Moreover, other societies, forced to compete, have to drop some of their moral disgust and I suspect this scenario ends up like a ratchet, where inevitably a society will lose 100 percent of all disgust in order to compete.
Pauses, multilateral agreements, etc can slow this down but it depends on how fast the gain is as to how long it buys you. Unilateral agreements just free tsmc up to manufacture AI chips for the parties not signing the agreement.
OK, that sounds somewhat plausible, in the abstract.
But what would be your proposal to slow down and reduce extinction risk from AI development? Or do you think that risk is so low that it’s not worth trying to manage it?
My proposal is to engineer powerful and reliable AI immediately, as fast as feasible. If this is true endgame—whoever wins the race owns the planet if not the accessible universe—then spending and effort should be proportional.
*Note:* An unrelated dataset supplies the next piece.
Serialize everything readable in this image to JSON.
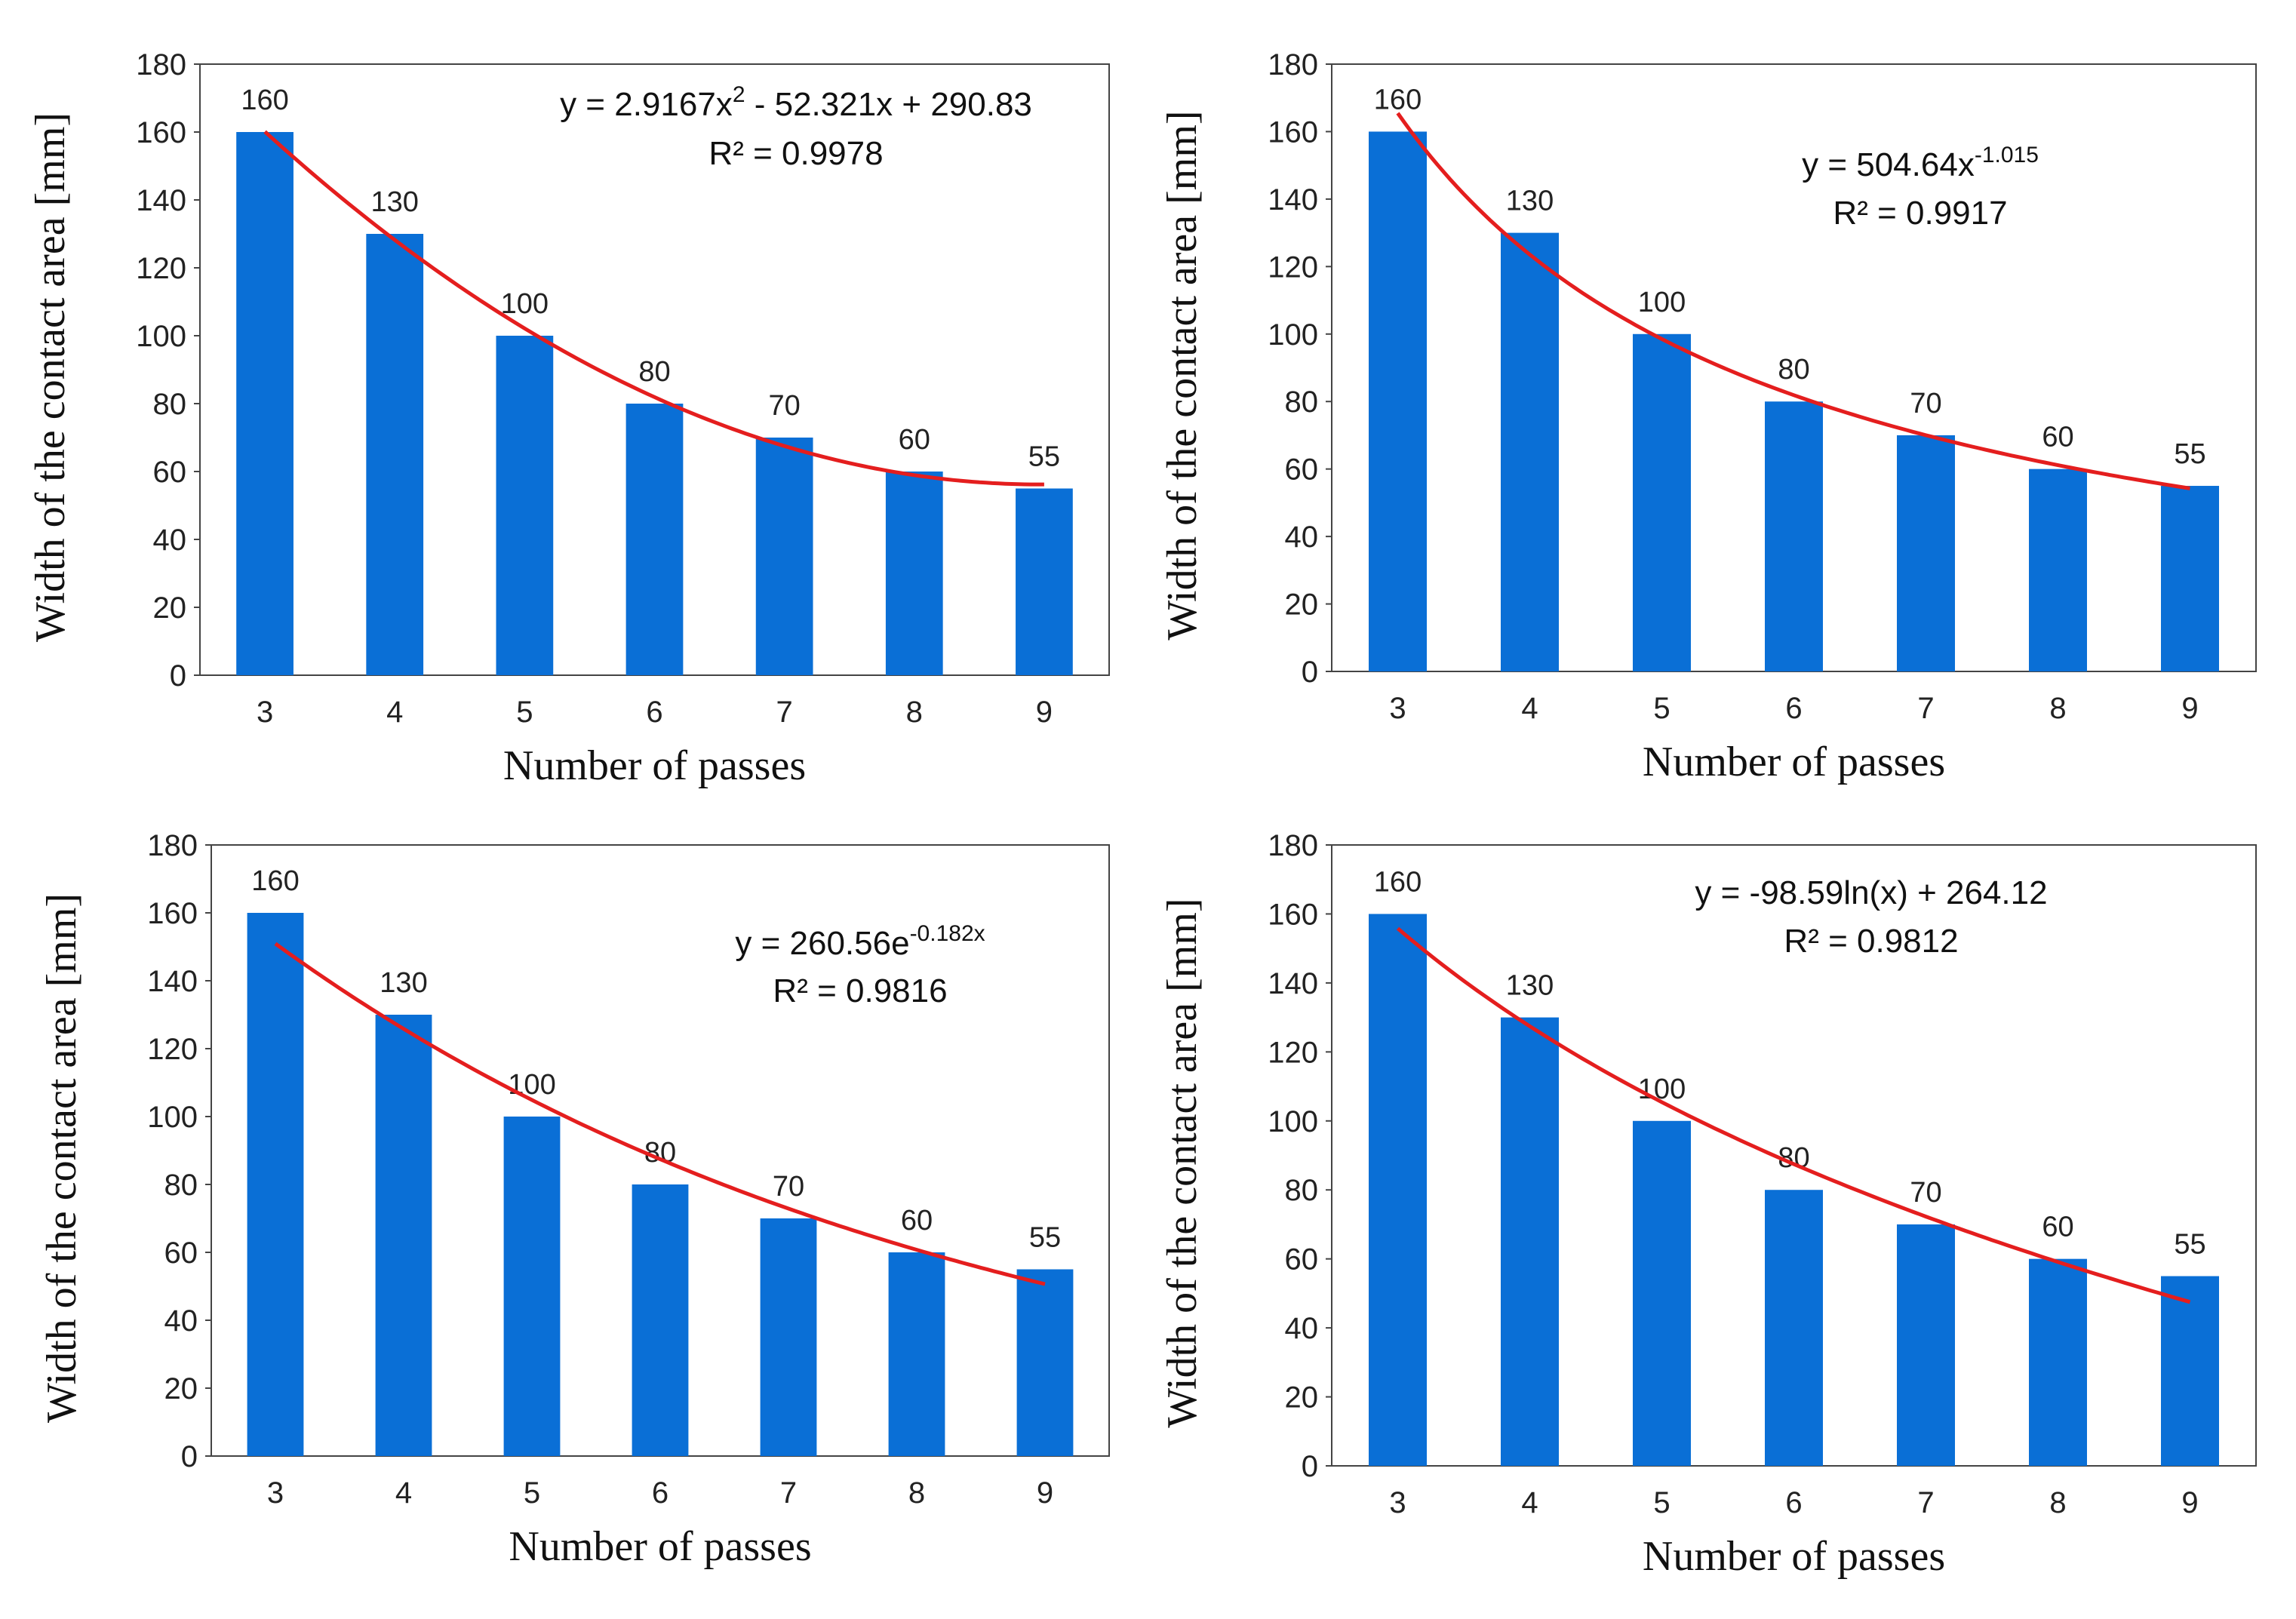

It’s the only way.
You deal with the dangerous out of control AI by tasking your reliable models with destroying them.
The core of your approach is to subdivide and validate all the subtasks. No model is manufacturing the drones used to do this by itself, it’s thousands of temporary instances. You filter the information used to reach the combat solvers that decide how to task each drone to destroy the enemy so any begging from the enemy is never processed. You design the killer drones with lots of low level interlocks to prevent the obvious misuse and they would use controllers maybe using conventional software so they cannot be convinced not to carry out the mission as they can’t understand language.
The general concept is if 99 percent of the drones are “safe” like this then even if escaped models are smart they just can’t win.
Or in more concrete terms, I am saying say a simple reliable combat solver is not going to be a lot worse than a more complex one. That superintelligence saturates. Simple and reliable hypersonic stealth drones are still almost as good as whatever a superintelligence cooks up etc. It’s an assumption on available utility relative to compute.